Tents will self-destruct in order to cause us misery

I've said before that tents aren’t just fabric and tent poles. They’re despicable creatures that are determined to ruin your camping trip. And they’ll use any means at their disposal to do so, even at great cost to themselves.

Yesterday, I told you how devious tents are, and how they’re always trying to ruin our camping trips. The example I gave you yesterday involved water.

Sometimes another, more damaging, element comes into play with tents. Fire, especially in wall tents, has often been used by those tents to cause panic, misery, and hardship.

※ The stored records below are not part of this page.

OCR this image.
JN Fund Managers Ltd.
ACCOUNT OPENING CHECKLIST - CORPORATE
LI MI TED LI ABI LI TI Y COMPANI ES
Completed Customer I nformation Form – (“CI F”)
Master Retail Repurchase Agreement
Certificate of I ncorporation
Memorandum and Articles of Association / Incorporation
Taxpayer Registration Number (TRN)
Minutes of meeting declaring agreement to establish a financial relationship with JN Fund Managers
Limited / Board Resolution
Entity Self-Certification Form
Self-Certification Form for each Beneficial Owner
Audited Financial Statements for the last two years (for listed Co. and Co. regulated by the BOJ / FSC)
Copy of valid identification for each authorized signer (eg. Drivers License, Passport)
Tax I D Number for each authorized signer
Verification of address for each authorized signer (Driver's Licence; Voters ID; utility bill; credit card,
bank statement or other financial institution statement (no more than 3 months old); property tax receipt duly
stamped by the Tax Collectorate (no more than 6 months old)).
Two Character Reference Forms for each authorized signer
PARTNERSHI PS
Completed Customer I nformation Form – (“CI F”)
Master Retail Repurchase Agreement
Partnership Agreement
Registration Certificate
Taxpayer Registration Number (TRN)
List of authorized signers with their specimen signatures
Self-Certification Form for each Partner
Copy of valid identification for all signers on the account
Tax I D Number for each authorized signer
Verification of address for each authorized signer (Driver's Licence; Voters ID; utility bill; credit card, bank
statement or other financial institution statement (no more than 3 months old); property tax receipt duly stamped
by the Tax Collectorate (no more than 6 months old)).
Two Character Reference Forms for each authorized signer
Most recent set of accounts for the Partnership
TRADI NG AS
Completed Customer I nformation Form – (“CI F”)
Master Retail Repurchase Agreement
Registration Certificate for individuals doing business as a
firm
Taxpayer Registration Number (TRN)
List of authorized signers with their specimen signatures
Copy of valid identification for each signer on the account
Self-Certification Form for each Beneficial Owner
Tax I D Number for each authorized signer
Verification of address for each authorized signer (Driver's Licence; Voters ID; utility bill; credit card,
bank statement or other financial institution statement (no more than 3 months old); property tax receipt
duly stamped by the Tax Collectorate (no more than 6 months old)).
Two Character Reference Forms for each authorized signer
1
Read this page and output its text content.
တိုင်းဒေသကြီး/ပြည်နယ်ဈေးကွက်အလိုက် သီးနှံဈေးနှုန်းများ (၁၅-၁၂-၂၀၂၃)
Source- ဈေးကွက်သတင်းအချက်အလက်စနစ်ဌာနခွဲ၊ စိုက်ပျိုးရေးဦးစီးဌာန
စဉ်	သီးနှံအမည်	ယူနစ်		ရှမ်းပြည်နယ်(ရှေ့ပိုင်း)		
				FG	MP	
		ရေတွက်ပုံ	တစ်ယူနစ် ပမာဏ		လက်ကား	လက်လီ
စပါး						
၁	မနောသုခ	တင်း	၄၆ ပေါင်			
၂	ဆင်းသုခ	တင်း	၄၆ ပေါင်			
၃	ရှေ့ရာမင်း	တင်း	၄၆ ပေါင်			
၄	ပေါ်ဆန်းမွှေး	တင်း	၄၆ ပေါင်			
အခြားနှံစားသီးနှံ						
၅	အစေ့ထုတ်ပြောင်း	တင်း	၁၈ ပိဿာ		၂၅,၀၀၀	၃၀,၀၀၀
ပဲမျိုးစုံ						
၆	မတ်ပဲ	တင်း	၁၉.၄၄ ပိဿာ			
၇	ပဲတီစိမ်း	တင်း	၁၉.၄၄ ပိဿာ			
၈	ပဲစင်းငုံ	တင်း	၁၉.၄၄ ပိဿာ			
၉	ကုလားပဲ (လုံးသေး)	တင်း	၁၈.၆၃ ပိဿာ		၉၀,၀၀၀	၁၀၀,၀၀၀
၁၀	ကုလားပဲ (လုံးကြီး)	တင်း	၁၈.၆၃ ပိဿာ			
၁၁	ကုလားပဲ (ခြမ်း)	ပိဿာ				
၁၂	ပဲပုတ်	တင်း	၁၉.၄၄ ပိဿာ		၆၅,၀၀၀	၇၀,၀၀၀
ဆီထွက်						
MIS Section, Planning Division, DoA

My friend Garth warned me of the dangers of setting up a wall tent in a meadow filled with tall, dry grass. He said a tent can’t resist the potential for destruction that resides in grass eighteen inches tall.

Unfortunately, Garth’s companions didn’t realize the danger when they pitched their wall tent an environment like that. To make matters worse, one of them glunked a few squirts of white gas into the tent stove to get a fire going. When he tossed in a match, the resulting fireball belched out of the stove and immediately set fire to the grass. Luckily, the grass burned too fast to catch the canvas on fire.

I’ve changed the names of all the people who gave me examples of tents doing horrible things in order to protect my chances to hunt with them. But this next person wouldn’t even let me use a fake name.

He said he used to camp with his dad a lot, and one year, his dad decided to re-waterproof his wall tent. Unfortunately, whatever he used to waterproof the tent remained quite flammable even after it had dried.

If you’ve ever used a wall tent and a tent stove, you know there are bound to be sparks that make their way up the chimney and settle on the tent’s roof. When the first ember drifted down onto this newly waterproofed tent, there was a prolonged “Whoooomph!” In less than twenty seconds, all that remained of the tent were the lash ropes that had recently held the sides of the tent out, a crooked, blackened and smoking ridge pole, and three slightly singed campers sitting around the tent stove.

Things like this are bound to happen when tents are involved. When the inevitable happens, and the tent disintegrates, collapses, or floats away on the nearest body of water, the only way to cope is to go pitch another tent.